His hands and voice still tremble as he explains his “personal baggage” and the level of counseling it took for him to truly see himself. Her eyes fix on a faraway corner as she explains her reaction, her decisions, her defense of him: As a talented young attorney who had worked on the impeachment hearings of another president – Richard Nixon – she knew Bill’s transgressions were not impeachable offenses.
The other reason? The love story that still exists in there, somehow? Hillary can offer no more than what should seem plain: She stayed because she decided to stay. (“I was so grateful that she thought we had enough to stick it out,” Bill said. “God knows the burden she paid for that.”)
Burstein is not here simply to commiserate or adulate, though the film necessarily serves measures of both. She thoughtfully and concisely weaves the backstage campaign efforts with Clinton’s biography – starting with the overachieving Methodist teen in Illinois, who accepts losing the student council presidency to a popular boy by dutifully doing all the student council work for him; the galvanizing Wellesley student who follows a Republican senator’s patronizing commencement address with her own stirring message of liberation. One can’t help but think of what might have been if she’d never met what’s-his-name and followed him to Little Rock.
That she did took a sort of courage and stamina that defies explanation, though Burstein gets a raft of Clinton’s past and current friends and associates to take turns at cracking the mystique.
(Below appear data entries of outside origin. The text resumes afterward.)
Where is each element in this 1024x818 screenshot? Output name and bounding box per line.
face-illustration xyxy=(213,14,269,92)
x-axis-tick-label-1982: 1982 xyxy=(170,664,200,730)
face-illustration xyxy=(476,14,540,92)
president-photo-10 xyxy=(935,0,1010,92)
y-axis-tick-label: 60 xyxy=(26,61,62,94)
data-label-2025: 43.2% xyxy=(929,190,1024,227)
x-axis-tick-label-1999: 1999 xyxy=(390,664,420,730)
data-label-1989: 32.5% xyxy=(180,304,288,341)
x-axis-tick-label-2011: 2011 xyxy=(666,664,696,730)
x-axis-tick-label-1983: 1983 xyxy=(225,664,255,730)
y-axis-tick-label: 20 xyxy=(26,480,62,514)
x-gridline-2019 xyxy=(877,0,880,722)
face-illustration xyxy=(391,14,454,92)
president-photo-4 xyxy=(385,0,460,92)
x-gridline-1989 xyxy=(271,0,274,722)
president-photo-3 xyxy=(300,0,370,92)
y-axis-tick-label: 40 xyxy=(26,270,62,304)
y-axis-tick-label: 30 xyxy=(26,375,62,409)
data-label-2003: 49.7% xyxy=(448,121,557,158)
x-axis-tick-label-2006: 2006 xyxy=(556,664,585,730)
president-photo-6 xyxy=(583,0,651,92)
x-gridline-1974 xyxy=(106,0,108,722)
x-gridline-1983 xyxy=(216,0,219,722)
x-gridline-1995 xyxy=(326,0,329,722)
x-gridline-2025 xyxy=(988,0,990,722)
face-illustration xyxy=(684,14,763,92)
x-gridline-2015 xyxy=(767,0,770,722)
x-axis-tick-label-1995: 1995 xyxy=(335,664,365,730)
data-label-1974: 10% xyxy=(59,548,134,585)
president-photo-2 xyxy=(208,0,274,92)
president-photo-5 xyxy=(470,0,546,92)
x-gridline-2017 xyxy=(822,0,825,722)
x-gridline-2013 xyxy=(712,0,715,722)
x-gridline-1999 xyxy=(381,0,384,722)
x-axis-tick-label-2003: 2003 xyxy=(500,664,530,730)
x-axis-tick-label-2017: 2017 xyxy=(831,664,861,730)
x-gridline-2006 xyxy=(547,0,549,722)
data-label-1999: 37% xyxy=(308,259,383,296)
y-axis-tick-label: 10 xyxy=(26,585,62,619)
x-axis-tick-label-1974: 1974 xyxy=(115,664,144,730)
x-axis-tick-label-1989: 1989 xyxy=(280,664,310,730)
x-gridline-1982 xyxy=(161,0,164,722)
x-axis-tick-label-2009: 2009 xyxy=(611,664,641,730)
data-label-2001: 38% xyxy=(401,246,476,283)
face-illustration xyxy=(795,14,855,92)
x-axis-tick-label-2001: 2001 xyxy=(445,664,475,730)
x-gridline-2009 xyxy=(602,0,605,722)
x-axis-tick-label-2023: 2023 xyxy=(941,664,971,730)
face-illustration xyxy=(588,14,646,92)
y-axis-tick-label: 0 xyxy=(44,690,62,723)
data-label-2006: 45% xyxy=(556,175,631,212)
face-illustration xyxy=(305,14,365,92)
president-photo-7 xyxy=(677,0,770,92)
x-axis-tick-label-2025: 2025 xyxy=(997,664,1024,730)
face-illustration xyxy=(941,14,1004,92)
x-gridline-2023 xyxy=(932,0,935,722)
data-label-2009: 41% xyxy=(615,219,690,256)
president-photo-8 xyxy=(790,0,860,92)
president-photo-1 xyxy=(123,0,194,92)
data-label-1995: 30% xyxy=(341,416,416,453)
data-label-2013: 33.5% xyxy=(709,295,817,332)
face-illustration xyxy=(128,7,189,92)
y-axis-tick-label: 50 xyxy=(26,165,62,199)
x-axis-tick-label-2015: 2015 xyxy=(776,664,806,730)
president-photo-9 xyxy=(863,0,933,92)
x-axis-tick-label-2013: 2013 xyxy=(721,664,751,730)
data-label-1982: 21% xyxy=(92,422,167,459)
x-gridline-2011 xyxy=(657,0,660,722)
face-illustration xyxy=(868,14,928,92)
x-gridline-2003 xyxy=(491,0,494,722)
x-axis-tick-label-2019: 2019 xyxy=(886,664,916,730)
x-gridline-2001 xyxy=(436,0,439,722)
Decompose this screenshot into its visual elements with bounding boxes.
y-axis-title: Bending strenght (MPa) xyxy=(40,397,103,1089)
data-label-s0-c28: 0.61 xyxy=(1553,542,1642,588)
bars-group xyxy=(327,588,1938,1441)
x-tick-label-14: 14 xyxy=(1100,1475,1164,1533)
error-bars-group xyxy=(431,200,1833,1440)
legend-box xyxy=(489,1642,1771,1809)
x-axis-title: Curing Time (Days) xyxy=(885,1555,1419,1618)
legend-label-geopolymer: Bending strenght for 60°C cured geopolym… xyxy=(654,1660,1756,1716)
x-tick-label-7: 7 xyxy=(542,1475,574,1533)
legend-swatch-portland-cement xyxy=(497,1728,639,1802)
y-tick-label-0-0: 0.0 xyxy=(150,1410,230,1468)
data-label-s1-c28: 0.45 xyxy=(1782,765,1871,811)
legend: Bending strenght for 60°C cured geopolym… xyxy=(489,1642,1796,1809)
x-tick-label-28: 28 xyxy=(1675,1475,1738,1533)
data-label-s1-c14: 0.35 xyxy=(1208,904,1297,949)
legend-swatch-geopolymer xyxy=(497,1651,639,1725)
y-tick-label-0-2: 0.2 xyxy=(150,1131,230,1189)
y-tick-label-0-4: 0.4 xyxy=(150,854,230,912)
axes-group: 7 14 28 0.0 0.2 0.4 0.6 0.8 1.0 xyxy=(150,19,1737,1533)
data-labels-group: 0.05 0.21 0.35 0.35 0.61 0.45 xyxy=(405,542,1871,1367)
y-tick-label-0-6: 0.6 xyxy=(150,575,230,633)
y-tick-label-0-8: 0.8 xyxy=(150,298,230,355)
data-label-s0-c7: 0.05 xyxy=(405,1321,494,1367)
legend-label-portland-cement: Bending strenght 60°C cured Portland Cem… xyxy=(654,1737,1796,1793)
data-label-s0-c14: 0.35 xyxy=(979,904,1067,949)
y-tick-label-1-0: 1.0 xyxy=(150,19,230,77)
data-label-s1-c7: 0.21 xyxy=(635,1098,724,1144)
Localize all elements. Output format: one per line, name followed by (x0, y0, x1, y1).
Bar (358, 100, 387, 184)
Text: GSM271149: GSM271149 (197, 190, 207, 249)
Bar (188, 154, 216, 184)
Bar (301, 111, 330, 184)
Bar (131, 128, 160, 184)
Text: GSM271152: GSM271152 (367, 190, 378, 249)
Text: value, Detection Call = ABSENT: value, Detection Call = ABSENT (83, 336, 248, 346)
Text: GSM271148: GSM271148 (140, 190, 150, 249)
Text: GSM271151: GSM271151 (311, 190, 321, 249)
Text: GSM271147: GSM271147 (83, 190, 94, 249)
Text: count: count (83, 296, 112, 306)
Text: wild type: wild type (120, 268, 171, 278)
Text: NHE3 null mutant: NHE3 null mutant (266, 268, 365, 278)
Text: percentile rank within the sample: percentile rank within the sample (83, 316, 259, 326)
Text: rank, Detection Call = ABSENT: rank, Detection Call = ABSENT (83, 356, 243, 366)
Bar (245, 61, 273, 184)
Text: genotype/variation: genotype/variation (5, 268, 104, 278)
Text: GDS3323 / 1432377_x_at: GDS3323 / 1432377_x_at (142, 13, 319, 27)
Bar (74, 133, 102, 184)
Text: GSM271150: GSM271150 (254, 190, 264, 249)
Many of them – Jennifer Palmieri, Lisa Caputo, Paul Begala – are eloquent, forthcoming, sympathetic and even archly funny about this woman they know and love. Clinton herself is relaxed, open and, well, just the sort of person pollsters and pundits kept saying she should be. Anyone who can’t stand Clinton – and never will – won’t make it past the first hour.
Nothing comes up that cannot be explained, usually with the truth that’s always been out there: Whitewater, Vince Foster, Benghazi, But-Her-Emails. Burstein deserves a prize for narrative economy, recounting these events (many of which still drag on) with brief but brutal efficiency, reducing them to their factual essence and calling up as many news clips as it takes to show how poorly Clinton fared in the court of public opinion.
Revisiting the 2016 outcome is painful for everyone involved – and the candidate more than accepts her share of the blame for the loss. But in Clinton’s defeat, Burstein finds a blossoming field of empowerment, outrage and emerging leadership. On this side of the #MeToo movement, it’s a more-than- suitable epilogue; it’s a step up to a rightful place in history. The woman that America never seemed to like enough was correct all along: It wasn’t really about her.